Each status bar will show you the proportion of students who have scored in each benchmark category for that assessment, and if you move the mouse over the bar, you will see how many students are in each category. Students whose tests have no benchmarks (Star Math Algebra and Geometry tests) will be shown in gray. The white area surrounded by the dashed bar shows how many students either haven't taken the assessment or have a different, more recent Star assessment for the same subject and language.
Viewing Previous Scores
When you select a score, you can see the student's last four scores for the selected measure in this school year.
From here, you can do the following:
- Select Details to the right of a score and assessment date to view detailed results for a specific assessment, including the score, any notes you entered, and the items that were marked wrong. You can also edit the score. If an audio recording is available, you can listen to that recording (and remove it if you'd like).

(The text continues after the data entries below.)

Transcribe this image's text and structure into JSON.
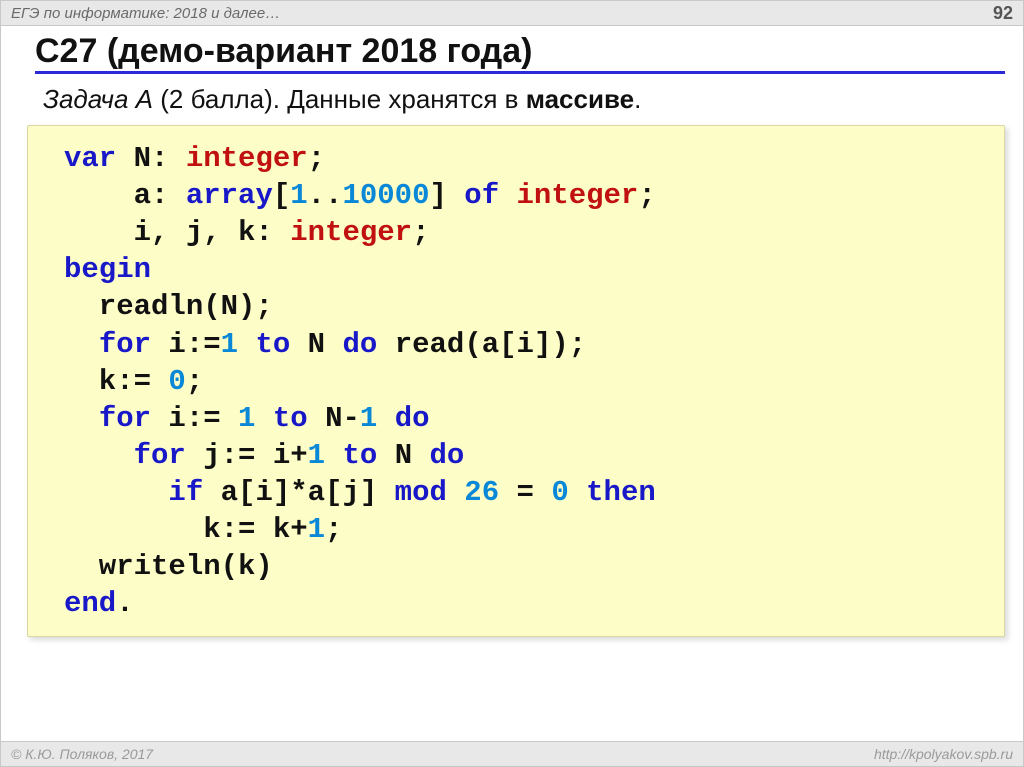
{
  "header": {
    "breadcrumb": "ЕГЭ по информатике: 2018 и далее…",
    "page_number": "92"
  },
  "title": "С27 (демо-вариант 2018 года)",
  "subtitle": {
    "task_label": "Задача А",
    "score": " (2 балла). ",
    "text1": "Данные хранятся в ",
    "bold": "массиве",
    "text2": "."
  },
  "code": {
    "l1_var": "var",
    "l1_rest": " N: ",
    "l1_type": "integer",
    "l1_semi": ";",
    "l2_a": "    a: ",
    "l2_kw": "array",
    "l2_b": "[",
    "l2_n1": "1",
    "l2_dots": "..",
    "l2_n2": "10000",
    "l2_c": "] ",
    "l2_of": "of",
    "l2_d": " ",
    "l2_type": "integer",
    "l2_semi": ";",
    "l3_a": "    i, j, k: ",
    "l3_type": "integer",
    "l3_semi": ";",
    "l4_begin": "begin",
    "l5": "  readln(N);",
    "l6_a": "  ",
    "l6_for": "for",
    "l6_b": " i:=",
    "l6_n": "1",
    "l6_c": " ",
    "l6_to": "to",
    "l6_d": " N ",
    "l6_do": "do",
    "l6_e": " read(a[i]);",
    "l7_a": "  k:= ",
    "l7_n": "0",
    "l7_b": ";",
    "l8_a": "  ",
    "l8_for": "for",
    "l8_b": " i:= ",
    "l8_n": "1",
    "l8_c": " ",
    "l8_to": "to",
    "l8_d": " N-",
    "l8_n2": "1",
    "l8_e": " ",
    "l8_do": "do",
    "l9_a": "    ",
    "l9_for": "for",
    "l9_b": " j:= i+",
    "l9_n": "1",
    "l9_c": " ",
    "l9_to": "to",
    "l9_d": " N ",
    "l9_do": "do",
    "l10_a": "      ",
    "l10_if": "if",
    "l10_b": " a[i]*a[j] ",
    "l10_mod": "mod",
    "l10_c": " ",
    "l10_n1": "26",
    "l10_d": " = ",
    "l10_n2": "0",
    "l10_e": " ",
    "l10_then": "then",
    "l11_a": "        k:= k+",
    "l11_n": "1",
    "l11_b": ";",
    "l12": "  writeln(k)",
    "l13_end": "end",
    "l13_dot": "."
  },
  "footer": {
    "copyright": "© К.Ю. Поляков, 2017",
    "url": "http://kpolyakov.spb.ru"
  }
}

- Select Start or Print Assessment to start a new assessment of this type for the student.
- Select the measure name at the bottom of the popup window to see a chart of the student's assessments on this measure during this school year.
You can also select a student's name to see the student's details, which include all of the student's Star CBM scores and progress toward the student's goal (if you have set one).

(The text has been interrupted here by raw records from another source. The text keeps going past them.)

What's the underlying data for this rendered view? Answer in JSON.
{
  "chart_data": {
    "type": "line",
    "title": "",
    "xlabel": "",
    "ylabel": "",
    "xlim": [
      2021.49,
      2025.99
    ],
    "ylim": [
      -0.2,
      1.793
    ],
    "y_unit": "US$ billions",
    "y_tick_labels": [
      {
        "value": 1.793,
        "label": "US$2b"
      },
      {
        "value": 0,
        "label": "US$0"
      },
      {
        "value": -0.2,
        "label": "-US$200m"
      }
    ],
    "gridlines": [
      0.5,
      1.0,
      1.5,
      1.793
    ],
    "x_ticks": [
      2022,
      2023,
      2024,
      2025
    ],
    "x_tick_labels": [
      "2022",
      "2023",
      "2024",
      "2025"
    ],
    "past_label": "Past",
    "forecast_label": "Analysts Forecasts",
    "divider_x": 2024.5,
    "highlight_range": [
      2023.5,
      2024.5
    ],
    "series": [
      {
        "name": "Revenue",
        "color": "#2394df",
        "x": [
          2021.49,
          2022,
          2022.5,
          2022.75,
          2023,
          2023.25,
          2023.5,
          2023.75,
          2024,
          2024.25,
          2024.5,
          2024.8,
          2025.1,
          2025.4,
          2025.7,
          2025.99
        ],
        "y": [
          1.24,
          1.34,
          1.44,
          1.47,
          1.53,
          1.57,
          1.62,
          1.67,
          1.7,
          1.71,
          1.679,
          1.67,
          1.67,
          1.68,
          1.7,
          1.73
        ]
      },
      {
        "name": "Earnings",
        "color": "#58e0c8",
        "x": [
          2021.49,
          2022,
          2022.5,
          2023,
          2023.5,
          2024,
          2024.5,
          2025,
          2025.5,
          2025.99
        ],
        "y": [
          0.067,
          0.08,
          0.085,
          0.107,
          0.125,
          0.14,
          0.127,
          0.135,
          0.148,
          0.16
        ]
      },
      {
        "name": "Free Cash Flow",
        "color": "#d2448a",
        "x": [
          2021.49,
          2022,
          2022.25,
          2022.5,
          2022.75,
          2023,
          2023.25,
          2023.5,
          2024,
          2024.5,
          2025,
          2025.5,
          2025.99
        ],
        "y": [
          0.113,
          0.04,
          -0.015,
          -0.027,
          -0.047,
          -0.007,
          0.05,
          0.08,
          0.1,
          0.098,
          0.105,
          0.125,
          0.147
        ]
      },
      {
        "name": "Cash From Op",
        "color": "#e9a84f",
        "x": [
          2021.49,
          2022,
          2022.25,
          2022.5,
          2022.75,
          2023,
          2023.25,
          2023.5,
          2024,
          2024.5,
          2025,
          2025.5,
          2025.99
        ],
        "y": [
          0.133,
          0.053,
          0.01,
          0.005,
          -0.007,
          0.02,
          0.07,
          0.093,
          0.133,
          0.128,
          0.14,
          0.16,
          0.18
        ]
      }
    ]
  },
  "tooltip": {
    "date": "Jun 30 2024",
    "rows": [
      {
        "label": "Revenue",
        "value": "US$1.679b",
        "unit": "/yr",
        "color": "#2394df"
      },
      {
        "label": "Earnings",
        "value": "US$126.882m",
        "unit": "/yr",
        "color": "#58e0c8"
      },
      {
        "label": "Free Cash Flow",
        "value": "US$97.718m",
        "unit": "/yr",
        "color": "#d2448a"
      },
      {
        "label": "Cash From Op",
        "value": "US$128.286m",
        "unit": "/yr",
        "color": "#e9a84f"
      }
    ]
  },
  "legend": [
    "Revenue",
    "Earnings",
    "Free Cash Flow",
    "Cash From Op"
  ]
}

In Star CBM, goals help you monitor a student's progress toward a desired outcome over time. You can set a student goal for any measure that you have administered to the student at least once; however, students can only have a goal for one reading measure and/or one math measure at a time. You cannot set a goal for students who have not taken any Star CBM assessments. Goals are not available for Rapid Color Naming or Rapid Picture Naming.
The Goal column on the CBM Assessments tab provides more information for student goal-setting:
|Goal Column Message
||What It Means
||The student has taken at least one assessment. You can set a goal by selecting …, but based on the measure assessed (or the score on the screening measure), Star CBM isn't prompting you to set one at this time.
||Star CBM recommends that you set goal for the student. When you select Add Goal, the recommended measure will be selected.
||The student hasn't taken any Star CBM assessments. You can't set a goal until the student has taken at least one assessment.
||There is no recommended screening measure for the student's grade (may be seen for Pre-K or grades above the recommendations), and the student has not taken any assessments. You can't set a goal until the student has taken at least one assessment.
||You have set a goal for the student; the measure that you set the goal for is labeled "Monitor Progress." When you select Track Goal, you will go to the Student Details page with the Star CBM tab selected. On that page, you'll see a chart showing the student's progress toward the goal, and you can select Edit Goal if you need to change or end the goal.